A Ucrânia também precisa de US$ 15 bilhões  (em torno de R$ 40 bilhões) em empréstimos e subsídios no próximo ano para estabilizar sua economia, além do resgate do Fundo Monetário Internacional. Os ucranianos estavam em um buraco profundo, depois de mais de 20 anos de corrupção em níveis industriais, a partir de uma série de maus governos após Kiev tornar-se independente da União Soviética.

A razão para a esperança é que a revolução e as mais recentes eleições na Ucrânia trouxeram uma nova geração de reformadores, que estão transformando os ministérios rapidamente e aprovando leis fiscais e de transparência. Na verdade, ficam satisfeitos em acatar regras de boa governança duras como condição para receber a ajuda ocidental. Mas se eles conseguirem fazer a parte deles, precisamos fazer a nossa.

O secretário do Tesouro, Jack Lew, viajou por toda a Europa nesta semana, em parte para fechar o pacote de ajuda a Kiev. Os EUA já se comprometeram com uma parcela, mas a União Europeia ainda está hesitando. O objetivo de Putin é semear a instabilidade para que o Ocidente refreie a ajuda, de modo que os reformadores da Ucrânia fracassem e fiquem desacreditados. Isso seria uma vergonha.

O financista mundial George Soros, que tem ajudado a promover a reforma ucraniana, disse na reunião de Davos que “há uma nova Ucrânia, que está determinada a ser diferente da antiga... O que a torna única é que não apenas está disposta a lutar, mas também em instaurar um conjunto de reformas radicais. Ela enfrenta a antiga Ucrânia que não desapareceu... e também enfrenta um projeto muito determinado do presidente Putin para desestabilizá-la e destruí-la. Mas está determinada a afirmar a independência e a orientação europeia da nova Ucrânia”.

A Ucrânia também poderia afetar o preço do petróleo. Os dois maiores atores que podem moldar esse preço hoje são o novo rei da Arábia Saudita, Salman, e o czar da Rússia, Putin. Se os sauditas decidirem reduzir a produção de forma significativa, o preço do petróleo vai subir. E se Putin decidir invadir abertamente a Ucrânia, ou pior, um dos Estados bálticos, e ver se a Otan vai realmente defendê-los, o preço do petróleo vai subir.

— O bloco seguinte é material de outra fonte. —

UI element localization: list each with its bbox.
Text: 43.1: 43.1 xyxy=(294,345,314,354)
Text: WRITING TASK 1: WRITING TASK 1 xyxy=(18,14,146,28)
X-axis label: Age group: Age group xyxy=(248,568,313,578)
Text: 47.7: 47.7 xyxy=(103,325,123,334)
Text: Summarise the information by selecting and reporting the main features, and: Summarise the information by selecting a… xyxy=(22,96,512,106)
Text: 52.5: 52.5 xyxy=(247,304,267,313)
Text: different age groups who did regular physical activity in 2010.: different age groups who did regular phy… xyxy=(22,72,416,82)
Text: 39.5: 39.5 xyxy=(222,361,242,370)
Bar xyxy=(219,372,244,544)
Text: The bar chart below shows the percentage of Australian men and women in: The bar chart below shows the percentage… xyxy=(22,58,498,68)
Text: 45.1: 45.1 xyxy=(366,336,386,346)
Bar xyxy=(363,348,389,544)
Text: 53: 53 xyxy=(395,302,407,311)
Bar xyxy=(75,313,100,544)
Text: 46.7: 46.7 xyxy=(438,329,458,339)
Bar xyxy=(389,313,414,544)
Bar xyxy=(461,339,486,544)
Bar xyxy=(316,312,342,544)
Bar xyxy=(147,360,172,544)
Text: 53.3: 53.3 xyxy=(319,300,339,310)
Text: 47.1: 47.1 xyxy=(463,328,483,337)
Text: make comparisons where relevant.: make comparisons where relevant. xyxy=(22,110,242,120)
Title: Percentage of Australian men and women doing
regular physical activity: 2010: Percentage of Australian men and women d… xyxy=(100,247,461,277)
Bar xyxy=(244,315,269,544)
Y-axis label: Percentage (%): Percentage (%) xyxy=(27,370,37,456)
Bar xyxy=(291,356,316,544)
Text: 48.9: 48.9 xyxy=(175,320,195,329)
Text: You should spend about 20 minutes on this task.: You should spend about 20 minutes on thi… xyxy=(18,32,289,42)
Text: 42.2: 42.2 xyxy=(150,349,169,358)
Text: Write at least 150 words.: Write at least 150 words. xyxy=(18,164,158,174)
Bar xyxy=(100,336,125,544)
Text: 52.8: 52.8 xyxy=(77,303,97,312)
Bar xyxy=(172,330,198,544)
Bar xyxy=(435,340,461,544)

Com a economia em frangalhos, o governo de Putin hoje é quase inteiramente dependente das exportações de petróleo e gás, de modo que está realmente sofrendo com o colapso do preço do petróleo. As chances de Putin invadir francamente a Ucrânia ou um dos países bálticos são baixas, mas não podemos descartar essa possibilidade.

Disparar uma grande crise geopolítica com a Otan é uma maneira fácil de Putin dar um choque no preço do petróleo. As intervenções secretas de Putin na Ucrânia até agora não conseguiram isso. Em suma: o preço do petróleo de hoje será afetado de forma significativa por dois homens: pelo rei Salman e uso que fará de sua capacidade ociosa de produzir petróleo e o czar Putin e uso que fará de sua capacidade ociosa de produzir problemas.